1987 Volume 73 Issue 9 Pages 1146-1153
The recrystallization behavior of austenitic stainless steel in high speed hot rolling has been investigated in relation to the strain distribution through the thickness of the rolled strip. The strip of which the size was 2.1 × 20 × 760 mm was rolled at the temperatures from 900°C to 1100°C and at the mean compressive strain rate of 600 s-1 with or without lubrication. The rolled specimen was quenched in water at the interval of 60 ms after rolling. The redundant shear strain caused by friction forms severely sheared region beneath the surface with the thickness of about 100 μm.
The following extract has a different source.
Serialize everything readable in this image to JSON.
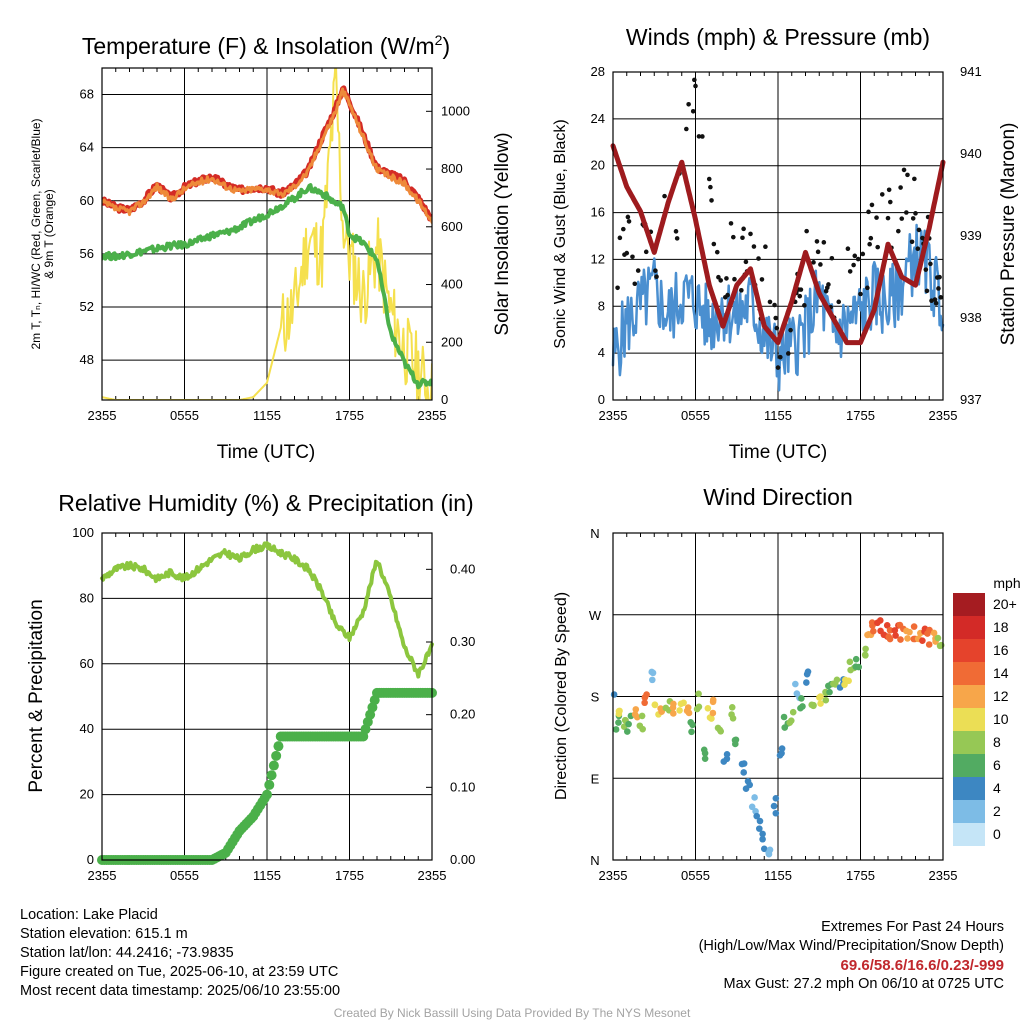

The maximum equivalent strain εmax in rolling without lubrication is always larger than that in lubricated rolling.
A band of extremely fine recrystallized grains (d= 27 μm) are formed in severely sheared region when εmax exceeds the critical value, which is dependent on Zener-Hollomon parameter Z0 at the mid-thickness of the strip and independent of lubrication condition. The size of the recrystallized grains is strongly dependent on Z0 and independent of εmax. It cannot be made clear from this experiment whether this recrystallization occurs dynamically or statically. It seems, however, that dynamic recrystallization possibly takes place because the recrystallized grains appear even in the strip quenched after a short holding time of 3.5 ms.